Reproduced with permission of
InterAction magazine, Issue 64, May 2008
Page 6: RSM conference
On 28 April Sir Peter Spencer addressed a Royal Society of Medicine (RSM) Conference on CFS in London. The charity was criticised by some for agreeing to share the platform with psychiatrists and a demonstration was arranged outside the event. Action for M.E. saw the conference as an opportunity to present the patient perspective through the evidence of our surveys and to make the case for more research.
Here is an extract from Peter’s presentation, which was made to an audience that included GPs and consultants in areas such as rheumatology, pain management and rehabilitation:
“In M.E. Awareness Week, Action for M.E. will again launch a campaign, based on the results of a national survey, highlighting some serious shortcomings in the provision of health care and social support to people with M.E.
“The survey was undertaken in conjunction with the Association of Young People with M.E. The number of responses has been our highest ever. Added to the information we have collected on previous occasions, it gives us some powerful insights into the patient perspective today on health services being provided to people with M.E. in the UK.
“First, some anecdotal evidence. I received an astonishing letter from one of our members recently. This person had been diagnosed with M.E. over 10 years ago. She had encountered a typical range of reactions from her family and friends, from sympathy to outright rejection. Her experience with health professionals had been equally varied.
“However, her purpose in writing was not really to tell me about her M.E. but about her multiple sclerosis (which had just been diagnosed) – and to tell me what a great relief it was to have MS and not M.E. after all!
“Why? Because everyone, including and especially doctors and nurses, were so much more sympathetic, responsive and basically just kinder!”
Peter then showed a selection of slides, outlining some of the results given on pages 2-3. The figures concerning graded exercise therapy were hinted at but not revealed in anticipation of publication on M.E. Awareness Day. Instead Peter reminded delegates of the results from our 2001 survey.
“We shall be pressing hard for better safeguards to be introduced whenever this treatment is undertaken,” he said, “including an explicit requirement for the risks involved to be clearly explained in advance to the patient, who must have a comprehensive understanding of what is involved before giving his or her consent.”

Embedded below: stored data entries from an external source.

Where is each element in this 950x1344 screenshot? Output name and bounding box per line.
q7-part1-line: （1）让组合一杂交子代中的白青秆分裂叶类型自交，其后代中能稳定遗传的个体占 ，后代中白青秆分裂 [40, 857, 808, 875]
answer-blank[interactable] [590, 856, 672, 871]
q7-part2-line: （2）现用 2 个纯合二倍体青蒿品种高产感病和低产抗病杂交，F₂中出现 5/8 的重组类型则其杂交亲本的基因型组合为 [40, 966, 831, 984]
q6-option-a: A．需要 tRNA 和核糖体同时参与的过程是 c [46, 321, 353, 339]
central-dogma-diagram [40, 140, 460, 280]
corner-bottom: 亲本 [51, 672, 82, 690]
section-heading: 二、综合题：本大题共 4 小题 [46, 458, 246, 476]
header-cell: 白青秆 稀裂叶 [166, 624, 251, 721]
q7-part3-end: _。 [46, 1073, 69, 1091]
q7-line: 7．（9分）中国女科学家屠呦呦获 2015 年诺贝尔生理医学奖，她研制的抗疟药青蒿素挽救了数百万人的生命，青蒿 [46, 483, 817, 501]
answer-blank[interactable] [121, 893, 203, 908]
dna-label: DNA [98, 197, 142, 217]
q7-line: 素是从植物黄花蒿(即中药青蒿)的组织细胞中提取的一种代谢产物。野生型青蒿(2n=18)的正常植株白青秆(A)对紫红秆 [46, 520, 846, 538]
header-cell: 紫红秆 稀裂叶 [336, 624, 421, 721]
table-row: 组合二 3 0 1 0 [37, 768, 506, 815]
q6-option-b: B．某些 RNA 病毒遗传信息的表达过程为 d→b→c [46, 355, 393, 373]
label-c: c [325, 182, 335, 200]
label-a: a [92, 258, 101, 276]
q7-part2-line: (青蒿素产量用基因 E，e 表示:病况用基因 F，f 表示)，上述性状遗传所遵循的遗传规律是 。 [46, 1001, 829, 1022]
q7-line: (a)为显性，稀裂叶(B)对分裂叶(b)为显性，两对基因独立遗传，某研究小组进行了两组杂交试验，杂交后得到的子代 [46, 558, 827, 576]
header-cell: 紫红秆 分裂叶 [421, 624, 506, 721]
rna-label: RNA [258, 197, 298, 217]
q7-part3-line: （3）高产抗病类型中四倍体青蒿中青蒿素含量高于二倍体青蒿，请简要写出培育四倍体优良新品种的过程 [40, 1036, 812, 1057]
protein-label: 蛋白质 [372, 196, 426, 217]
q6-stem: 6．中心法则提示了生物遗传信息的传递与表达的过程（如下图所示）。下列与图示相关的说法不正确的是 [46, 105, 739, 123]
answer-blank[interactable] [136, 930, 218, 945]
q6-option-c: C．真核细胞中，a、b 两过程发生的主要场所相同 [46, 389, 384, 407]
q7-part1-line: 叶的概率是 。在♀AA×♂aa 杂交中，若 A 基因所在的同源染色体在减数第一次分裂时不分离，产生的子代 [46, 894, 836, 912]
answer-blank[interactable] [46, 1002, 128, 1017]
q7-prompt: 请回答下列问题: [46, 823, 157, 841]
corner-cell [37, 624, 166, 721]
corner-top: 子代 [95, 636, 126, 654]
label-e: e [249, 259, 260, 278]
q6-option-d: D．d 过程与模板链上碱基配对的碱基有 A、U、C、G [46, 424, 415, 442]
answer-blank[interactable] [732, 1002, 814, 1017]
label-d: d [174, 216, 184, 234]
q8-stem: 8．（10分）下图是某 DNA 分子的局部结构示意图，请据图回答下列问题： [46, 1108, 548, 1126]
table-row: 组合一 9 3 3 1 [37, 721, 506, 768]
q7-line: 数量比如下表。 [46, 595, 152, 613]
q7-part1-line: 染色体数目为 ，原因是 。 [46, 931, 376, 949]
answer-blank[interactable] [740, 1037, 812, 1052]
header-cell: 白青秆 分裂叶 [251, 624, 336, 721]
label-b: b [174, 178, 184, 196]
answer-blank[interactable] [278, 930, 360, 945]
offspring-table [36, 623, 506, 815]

Later in his presentation he added: “I have some serious reservations about the way in which the principles of evidence based medicine have been applied in the production of some recently published guidelines. The approach is inconsistent with the National Service Framework for Long Term Conditions, which states: ‘Randomised controlled trials and other quantitative methodologies are not necessarily best suited to research questions involving long term outcomes, varied populations with complex needs and assessment of impact on quality of life rather than a cure’.”
As doctors are key players in the assessment of welfare benefits claimants, the issue of Disability Living Allowance (DLA) and the threat of recent changes in benefits was also addressed.
Disability Living Allowance
“A staggering example from our data is that 374 people had to go to an appeal or to a tribunal to obtain DLA and of these, 274 (ie. 72%) were successful,” said Peter, “strongly suggesting that the application should have been accepted in the first place.”
Peter stressed his concerns about the way in which the key decisions on resourcing specialist NHS services has been delegated down to financially hard-pressed decision-makers at local level.
“This emphasises the need for GPs to be properly trained to recognise the true nature of M.E. – and to be more confident in diagnosing and treating the illness, knowing when to refer patients on to specialists (where they exist).
“Six years have passed since the CMO report was published and the rate of improvement in early diagnosis, a crucial indicator, has been extremely disappointing.”
Hope for research
“It is not easy to understand why the Medical Research Council has on the one hand issued a highlight notice, encouraging research proposals into M.E. whilst at the same time continuing not to fund research which is desperately needed to understand the aetiology and pathogenesis of the illness.
“However,” Peter continued, “there is some hope on the research front. Professor Stephen Holgate of Southampton University, a key player in the MRC, has a plan that will establish an agreed national agenda for research in the UK and ideas to attract high calibre brains into this challenging field.
“Meanwhile, it is our intention to play an active part in helping to develop strong proposals for mainstream research funding. Soon we will be announcing funds of up to £25k each for some of the pilot research programmes chosen from the 21 submissions put forward last year after the November 2006 Research Summit.”
Critical partner to the NHS
“Unlike most other M.E. charities both Action for M.E. and AYME have elected to be critical partners with the NHS, to work together for the greater benefit of all people with M.E. The word ‘critical’ here is as important as the word ‘partner’,” stressed Peter.
“Looking to the future we have a great opportunity to work together on a common agenda. This will include finding ways of achieving: more funding for the specialist services – especially for children and the severely affected; more training for health professionals especially GPs; more biomedical research into the physical aspects of M.E.; and greater assurance that those in need of welfare support will be treated fairly.
“It is time to change the image of this illness, to ensure that all patients are treated with understanding, respect and a bit more kindness than they receive today.”